JACKSONVILLE, Fla. — Four Florida residents are suing to block the state from dissolving Disney’s special tax district on the grounds it will force taxpayers to pick up the theme park’s $1 billion debt burden.
The lawsuit was filed in U.S. District Court in Miami by three residents of Osceola County and one resident from Orange County. The two counties will take over the 39-square-mile Reedy Creek Special Improvement District in 2023 under the new law ending the park’s 55-year autonomy.
The district includes four theme parks, a shopping and hotel district, and 139 miles of roads.
Disney’s autonomous status allows the company to collect taxes from landowners on the property which they use to maintain and make improvements to the district.
The suit also names Republican Gov. Ron DeSantis, who signed the legislation into law last month following a public battle with Disney over the Parental Rights in Education law, which prohibits sex education in kindergarten through third grade.
Mr. DeSantis last week denied the new law will force county taxpayers to take on Disney’s debt.
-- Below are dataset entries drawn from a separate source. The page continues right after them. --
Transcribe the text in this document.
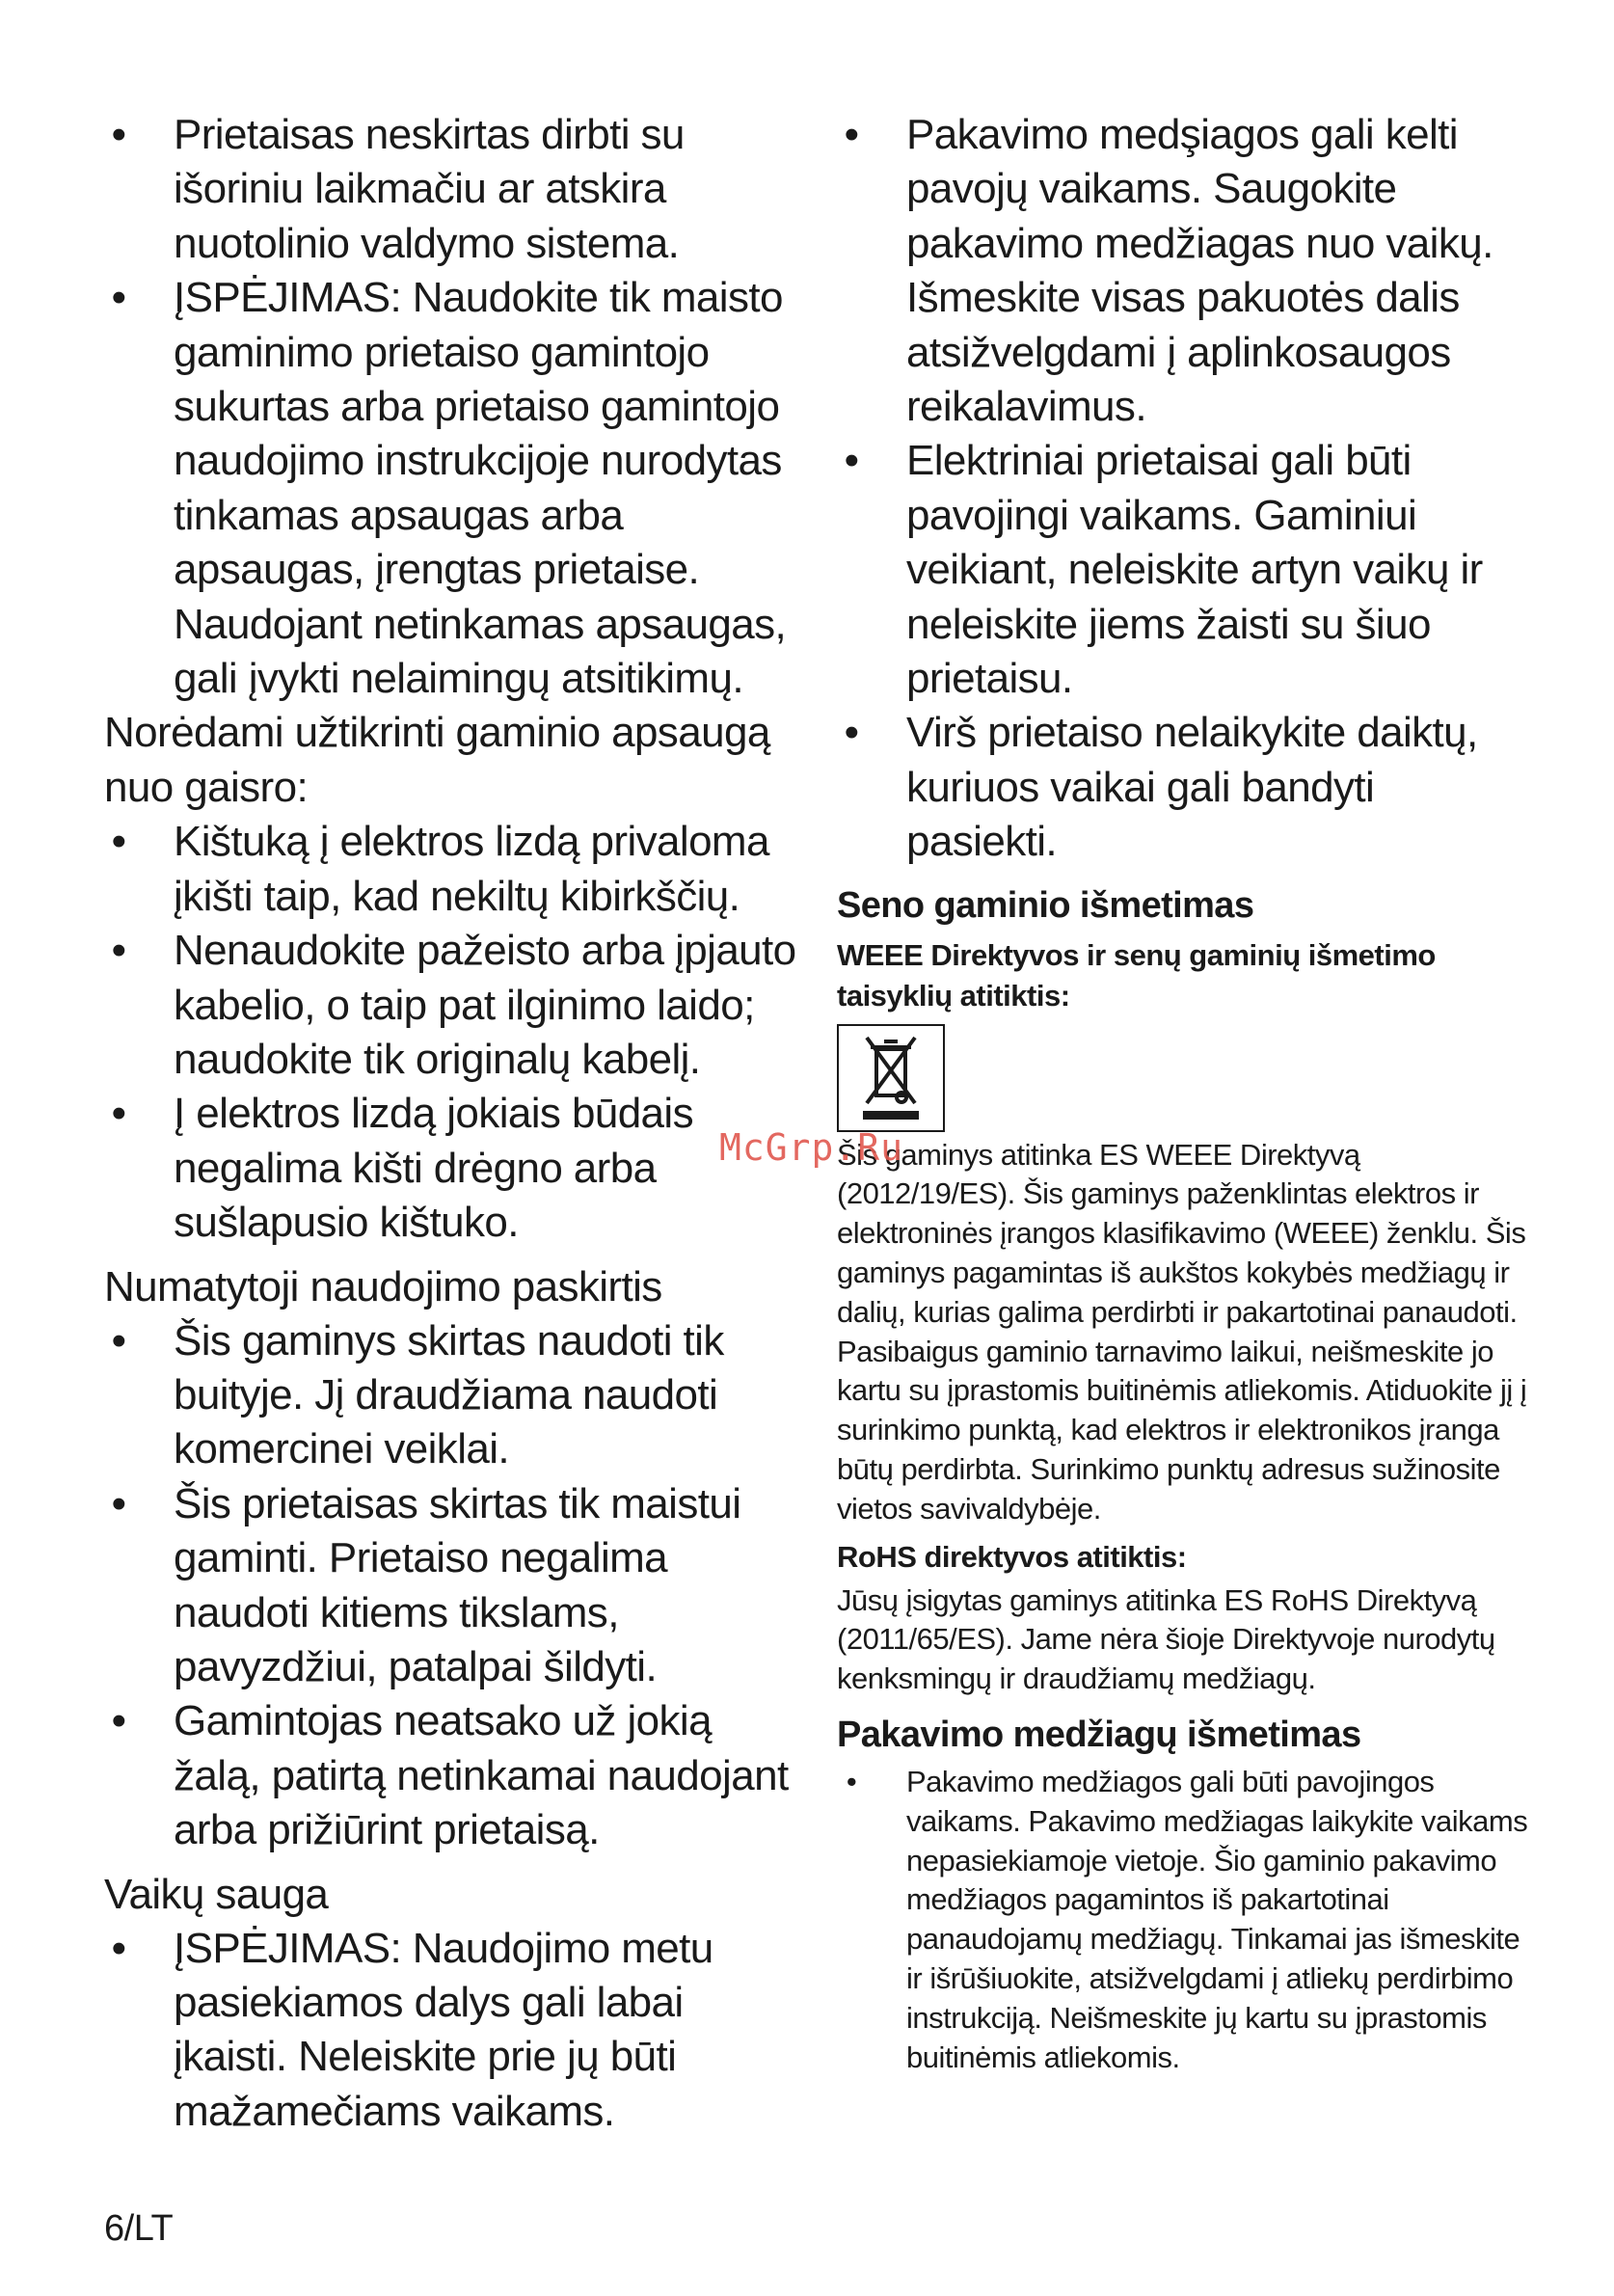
• Prietaisas neskirtas dirbti su išoriniu laikmačiu ar atskira nuotolinio valdymo sistema.
• ĮSPĖJIMAS: Naudokite tik maisto gaminimo prietaiso gamintojo sukurtas arba prietaiso gamintojo naudojimo instrukcijoje nurodytas tinkamas apsaugas arba apsaugas, įrengtas prietaise. Naudojant netinkamas apsaugas, gali įvykti nelaimingų atsitikimų.

Norėdami užtikrinti gaminio apsaugą nuo gaisro:

• Kištuką į elektros lizdą privaloma įkišti taip, kad nekiltų kibirkščių.
• Nenaudokite pažeisto arba įpjauto kabelio, o taip pat ilginimo laido; naudokite tik originalų kabelį.
• Į elektros lizdą jokiais būdais negalima kišti drėgno arba sušlapusio kištuko.
Numatytoji naudojimo paskirtis
• Šis gaminys skirtas naudoti tik buityje. Jį draudžiama naudoti komercinei veiklai.
• Šis prietaisas skirtas tik maistui gaminti. Prietaiso negalima naudoti kitiems tikslams, pavyzdžiui, patalpai šildyti.
• Gamintojas neatsako už jokią žalą, patirtą netinkamai naudojant arba prižiūrint prietaisą.
Vaikų sauga
• ĮSPĖJIMAS: Naudojimo metu pasiekiamos dalys gali labai įkaisti. Neleiskite prie jų būti mažamečiams vaikams.
• Pakavimo medşiagos gali kelti pavojų vaikams. Saugokite pakavimo medžiagas nuo vaikų. Išmeskite visas pakuotės dalis atsižvelgdami į aplinkosaugos reikalavimus.
• Elektriniai prietaisai gali būti pavojingi vaikams. Gaminiui veikiant, neleiskite artyn vaikų ir neleiskite jiems žaisti su šiuo prietaisu.
• Virš prietaiso nelaikykite daiktų, kuriuos vaikai gali bandyti pasiekti.
Seno gaminio išmetimas
WEEE Direktyvos ir senų gaminių išmetimo taisyklių atitiktis:

Šis gaminys atitinka ES WEEE Direktyvą (2012/19/ES). Šis gaminys paženklintas elektros ir elektroninės įrangos klasifikavimo (WEEE) ženklu. Šis gaminys pagamintas iš aukštos kokybės medžiagų ir dalių, kurias galima perdirbti ir pakartotinai panaudoti. Pasibaigus gaminio tarnavimo laikui, neišmeskite jo kartu su įprastomis buitinėmis atliekomis. Atiduokite jį į surinkimo punktą, kad elektros ir elektronikos įranga būtų perdirbta. Surinkimo punktų adresus sužinosite vietos savivaldybėje.

RoHS direktyvos atitiktis:

Jūsų įsigytas gaminys atitinka ES RoHS Direktyvą (2011/65/ES). Jame nėra šioje Direktyvoje nurodytų kenksmingų ir draudžiamų medžiagų.

Pakavimo medžiagų išmetimas
•	Pakavimo medžiagos gali būti pavojingos vaikams. Pakavimo medžiagas laikykite vaikams nepasiekiamoje vietoje. Šio gaminio pakavimo medžiagos pagamintos iš pakartotinai panaudojamų medžiagų. Tinkamai jas išmeskite ir išrūšiuokite, atsižvelgdami į atliekų perdirbimo instrukciją. Neišmeskite jų kartu su įprastomis buitinėmis atliekomis.
McGrp.Ru
6/LT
“Under no circumstances will Disney be able to not pay its debts,” Mr. DeSantis said. “We will make sure of that. Do not worry about that.”
He moved to end Disney’s special tax district after company executives publicly lobbied to stop, and then repeal, the Parental Rights legislation, which critics call the “Don’t Say Gay” bill because it prohibits teachers from discussing LGBTQ issues.
The GOP-led legislature passed the measure in April during a special session. Democrats voted against the bill, arguing it was retaliatory and fiscally reckless.
Disney executives have remained mostly silent on the law, but last week posted a public statement to the Municipal Securities Rulemaking Board indicating that Florida cannot dissolve its Reedy Creek Special Improvement District because it has not paid off $1 billion in debt.
Disney‘s statement included language from the 1967 law creating the special district, declaring Florida cannot dissolve or alter the district in any way “until all such bonds together with interest thereon, and all costs and expenses in connection with any act or proceeding by or on behalf of such holders, are fully met and discharged.”